OK, i put this here cause i figured it get more views. (IF YOU MOVE IT PLEASE TELL ME SO I'LL KNOW WHERE IT GOES.) Thanks.

OK just like the tittle says. I'm looking for a top speed horse. One that can barrel race and win. I'm wanting to know the top barrel racing and top Racing bloodlines. Ya i know a few like Dash for Cash, Smart Chick 'O Lena (<Sorry if i miss spelt that.) Streakin Six but i want to know the top notch horses. I also know Frenchman's Guy (If i miss spell anything please correct me.) So if you could help thanks. I'm in no rush to get another horse until this summer into next year but once i get one i want a winner.


----------



## Countrygal892000 (Apr 17, 2009)

Honestly you can't go wrong with Dash for cash... That bloodline is very strong and very popular (for good reason:wink: ) 

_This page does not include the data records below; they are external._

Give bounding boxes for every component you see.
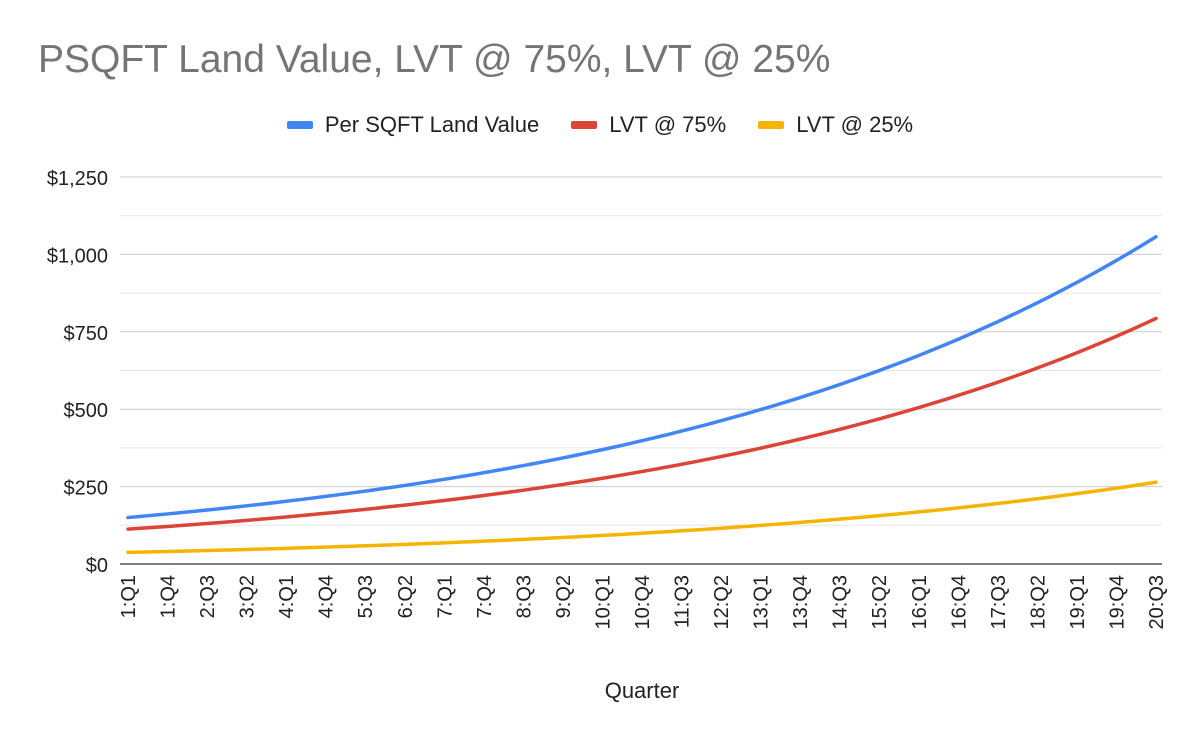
x-tick-label: 4:Q1: [276, 575, 298, 618]
legend-item-per-sqft-land-value[interactable]: Per SQFT Land Value: [286, 112, 540, 138]
x-tick-label: 20:Q3: [1146, 575, 1168, 629]
x-tick-label: 17:Q3: [988, 575, 1010, 629]
x-tick-label: 3:Q2: [237, 575, 259, 618]
chart-title: PSQFT Land Value, LVT @ 75%, LVT @ 25%: [38, 38, 831, 81]
x-tick-label: 8:Q3: [513, 575, 535, 618]
x-tick-label: 10:Q4: [632, 575, 654, 629]
x-tick-label: 4:Q4: [316, 575, 338, 618]
x-tick-label: 10:Q1: [592, 575, 614, 629]
x-tick-label: 18:Q2: [1027, 575, 1049, 629]
x-tick-label: 7:Q1: [434, 575, 456, 618]
series-line-lvt-75: [126, 316, 1158, 531]
y-tick-label: $500: [64, 400, 109, 422]
x-tick-label: 7:Q4: [474, 575, 496, 618]
x-tick-label: 13:Q4: [790, 575, 812, 629]
x-tick-label: 1:Q4: [158, 575, 180, 618]
x-tick-label: 16:Q4: [948, 575, 970, 629]
legend-label: LVT @ 75%: [609, 112, 727, 137]
series-line-lvt-25: [126, 480, 1158, 555]
x-tick-label: 13:Q1: [751, 575, 773, 629]
legend-swatch-yellow: [758, 121, 785, 129]
y-tick-label: $1,000: [47, 245, 108, 267]
legend-label: LVT @ 25%: [796, 112, 914, 137]
x-tick-label: 9:Q2: [553, 575, 575, 618]
x-tick-label: 16:Q1: [909, 575, 931, 629]
legend-swatch-blue: [286, 121, 313, 129]
y-tick-label: $750: [64, 323, 109, 345]
legend-label: Per SQFT Land Value: [324, 112, 540, 137]
series-line-per-sqft-land-value: [126, 235, 1158, 520]
x-tick-label: 19:Q1: [1067, 575, 1089, 629]
x-tick-label: 12:Q2: [711, 575, 733, 629]
legend-item-lvt-75[interactable]: LVT @ 75%: [571, 112, 726, 138]
legend-item-lvt-25[interactable]: LVT @ 25%: [758, 112, 913, 138]
x-tick-label: 5:Q3: [355, 575, 377, 618]
legend-swatch-red: [571, 121, 598, 129]
x-tick-label: 1:Q1: [118, 575, 140, 618]
x-axis-title: Quarter: [604, 678, 680, 703]
y-tick-label: $250: [64, 478, 109, 500]
y-tick-label: $0: [86, 555, 108, 577]
x-tick-label: 15:Q2: [869, 575, 891, 629]
x-tick-label: 6:Q2: [395, 575, 417, 618]
y-tick-label: $1,250: [47, 168, 108, 190]
x-tick-label: 19:Q4: [1106, 575, 1128, 629]
legend: Per SQFT Land Value LVT @ 75% LVT @ 25%: [0, 112, 1200, 138]
x-tick-label: 2:Q3: [197, 575, 219, 618]
x-tick-label: 14:Q3: [830, 575, 852, 629]
x-tick-label: 11:Q3: [672, 575, 694, 628]
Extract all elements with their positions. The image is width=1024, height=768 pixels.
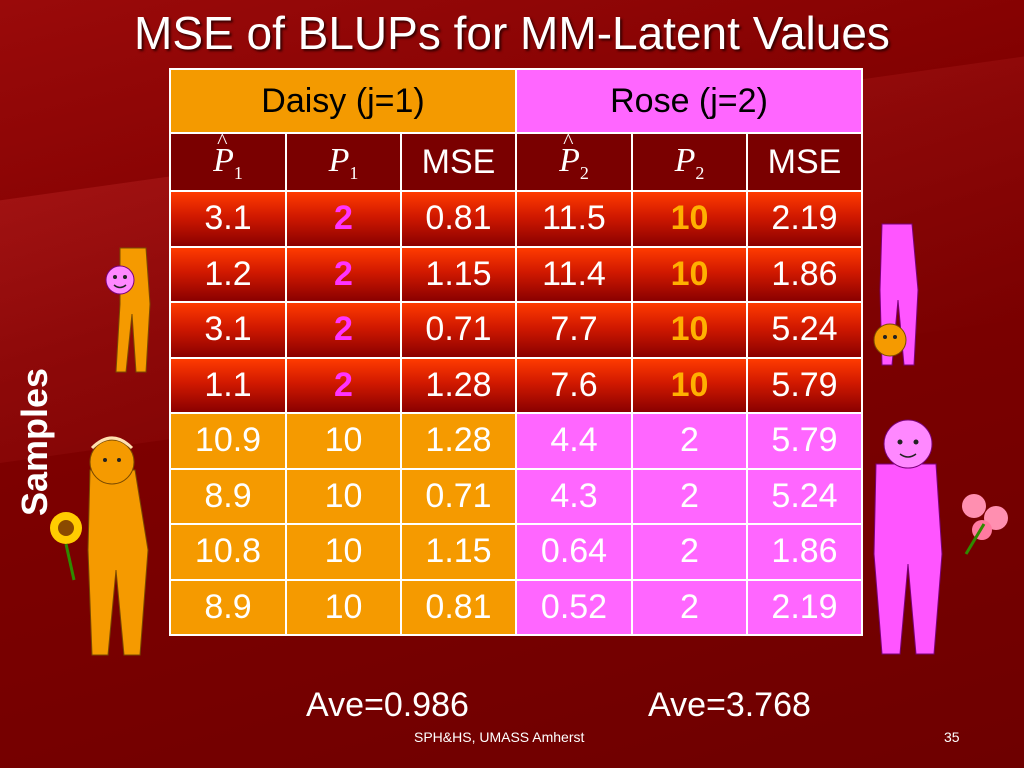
cell-p1-hat: 3.1 — [169, 190, 287, 248]
small-pink-figure — [873, 223, 919, 366]
cell-p1: 10 — [285, 523, 402, 581]
table-row: 10.9 10 1.28 4.4 2 5.79 — [169, 412, 863, 470]
mse-table: Daisy (j=1) Rose (j=2) ^ P1 P1 MSE ^ P2 P2… — [169, 68, 863, 636]
symbol-mse-2: MSE — [746, 132, 863, 192]
table-row: 8.9 10 0.81 0.52 2 2.19 — [169, 578, 863, 636]
cell-mse-2: 5.24 — [746, 301, 863, 359]
roses-icon — [962, 494, 1008, 555]
cell-mse-1: 0.71 — [400, 467, 517, 525]
symbol-row: ^ P1 P1 MSE ^ P2 P2 MSE — [169, 128, 863, 192]
cell-p2: 10 — [631, 245, 748, 303]
cell-mse-2: 2.19 — [746, 190, 863, 248]
symbol-p1: P1 — [285, 132, 402, 192]
cell-p2: 2 — [631, 467, 748, 525]
daisy-header: Daisy (j=1) — [169, 68, 517, 134]
footer-text: SPH&HS, UMASS Amherst — [414, 729, 585, 745]
large-orange-figure — [50, 436, 149, 656]
cell-p1-hat: 8.9 — [169, 578, 287, 636]
table-row: 3.1 2 0.81 11.5 10 2.19 — [169, 190, 863, 248]
large-pink-figure — [873, 419, 1008, 655]
cell-p2: 2 — [631, 412, 748, 470]
cell-p1: 10 — [285, 467, 402, 525]
cell-mse-2: 1.86 — [746, 245, 863, 303]
cell-p2: 2 — [631, 523, 748, 581]
cell-p2: 10 — [631, 356, 748, 414]
cell-mse-2: 5.79 — [746, 412, 863, 470]
table-row: 1.2 2 1.15 11.4 10 1.86 — [169, 245, 863, 303]
cell-p2: 10 — [631, 301, 748, 359]
cell-p1: 2 — [285, 245, 402, 303]
cell-mse-1: 1.15 — [400, 245, 517, 303]
cell-p1-hat: 1.1 — [169, 356, 287, 414]
cell-p1: 2 — [285, 301, 402, 359]
cell-p2-hat: 4.3 — [515, 467, 633, 525]
cell-p1-hat: 10.9 — [169, 412, 287, 470]
symbol-mse-1: MSE — [400, 132, 517, 192]
cell-mse-1: 1.28 — [400, 412, 517, 470]
rose-average: Ave=3.768 — [648, 686, 811, 724]
cell-mse-2: 5.24 — [746, 467, 863, 525]
cell-p1-hat: 1.2 — [169, 245, 287, 303]
cell-mse-2: 2.19 — [746, 578, 863, 636]
table-row: 1.1 2 1.28 7.6 10 5.79 — [169, 356, 863, 414]
cell-p2-hat: 0.52 — [515, 578, 633, 636]
cell-p2-hat: 4.4 — [515, 412, 633, 470]
daisy-average: Ave=0.986 — [306, 686, 469, 724]
cell-mse-1: 1.28 — [400, 356, 517, 414]
cell-mse-1: 1.15 — [400, 523, 517, 581]
cell-p2-hat: 11.4 — [515, 245, 633, 303]
sunflower-icon — [50, 512, 82, 581]
symbol-p2: P2 — [631, 132, 748, 192]
cell-p2: 10 — [631, 190, 748, 248]
cell-mse-2: 5.79 — [746, 356, 863, 414]
symbol-p2-hat: ^ P2 — [515, 128, 633, 192]
cell-mse-2: 1.86 — [746, 523, 863, 581]
cell-p2-hat: 0.64 — [515, 523, 633, 581]
table-row: 10.8 10 1.15 0.64 2 1.86 — [169, 523, 863, 581]
group-header-row: Daisy (j=1) Rose (j=2) — [169, 68, 863, 134]
small-orange-figure — [105, 247, 151, 373]
cell-p1: 10 — [285, 412, 402, 470]
table-row: 3.1 2 0.71 7.7 10 5.24 — [169, 301, 863, 359]
cell-p2: 2 — [631, 578, 748, 636]
cell-p2-hat: 11.5 — [515, 190, 633, 248]
cell-p1: 2 — [285, 356, 402, 414]
cell-mse-1: 0.81 — [400, 578, 517, 636]
cell-p2-hat: 7.6 — [515, 356, 633, 414]
rose-header: Rose (j=2) — [515, 68, 863, 134]
cell-mse-1: 0.71 — [400, 301, 517, 359]
table-body: 3.1 2 0.81 11.5 10 2.19 1.2 2 1.15 11.4 10 1.86 3.1 2… — [169, 190, 863, 636]
slide-title: MSE of BLUPs for MM-Latent Values — [134, 7, 890, 59]
cell-mse-1: 0.81 — [400, 190, 517, 248]
page-number: 35 — [944, 729, 960, 745]
cell-p2-hat: 7.7 — [515, 301, 633, 359]
symbol-p1-hat: ^ P1 — [169, 128, 287, 192]
cell-p1: 2 — [285, 190, 402, 248]
cell-p1-hat: 3.1 — [169, 301, 287, 359]
cell-p1: 10 — [285, 578, 402, 636]
cell-p1-hat: 10.8 — [169, 523, 287, 581]
table-row: 8.9 10 0.71 4.3 2 5.24 — [169, 467, 863, 525]
cell-p1-hat: 8.9 — [169, 467, 287, 525]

Also the Easy Jet line is amazing.


----------



## WickedNag (Sep 7, 2010)

Bloodlines say a lot about a horse but not everything. My daughter's horse Sheldon's registered name is Dash of a Jet. Dash for Cash on the top side and Jet Deck on the bottom. His bloodlines scream speed... and while he is fast his heart is not there. He is showing in western pleasure and English classes and bringing home ribbons and trophies


----------



## HopalongCassidy (Dec 19, 2010)

^^ Yah i hear you there. My Thoroughbred has a great pedigree but they tried him on the track and he wasn't fast enough, but he was so underweight that might have been his problem.


----------



## DrumRunner (Jan 26, 2011)

I agree, I don't think you could go wrong with a Dash for Cash horse..some of my favorite barrel horse bloodlines are PC Frenchman Hayday, PC Frenchman, Firewater Flit, Chasin Firewater, First Down Dash..I plan on breeding my mare in the next year or so and it will be to a Firewater horse or PC Frenchman Hayday..LOVE HIM!


----------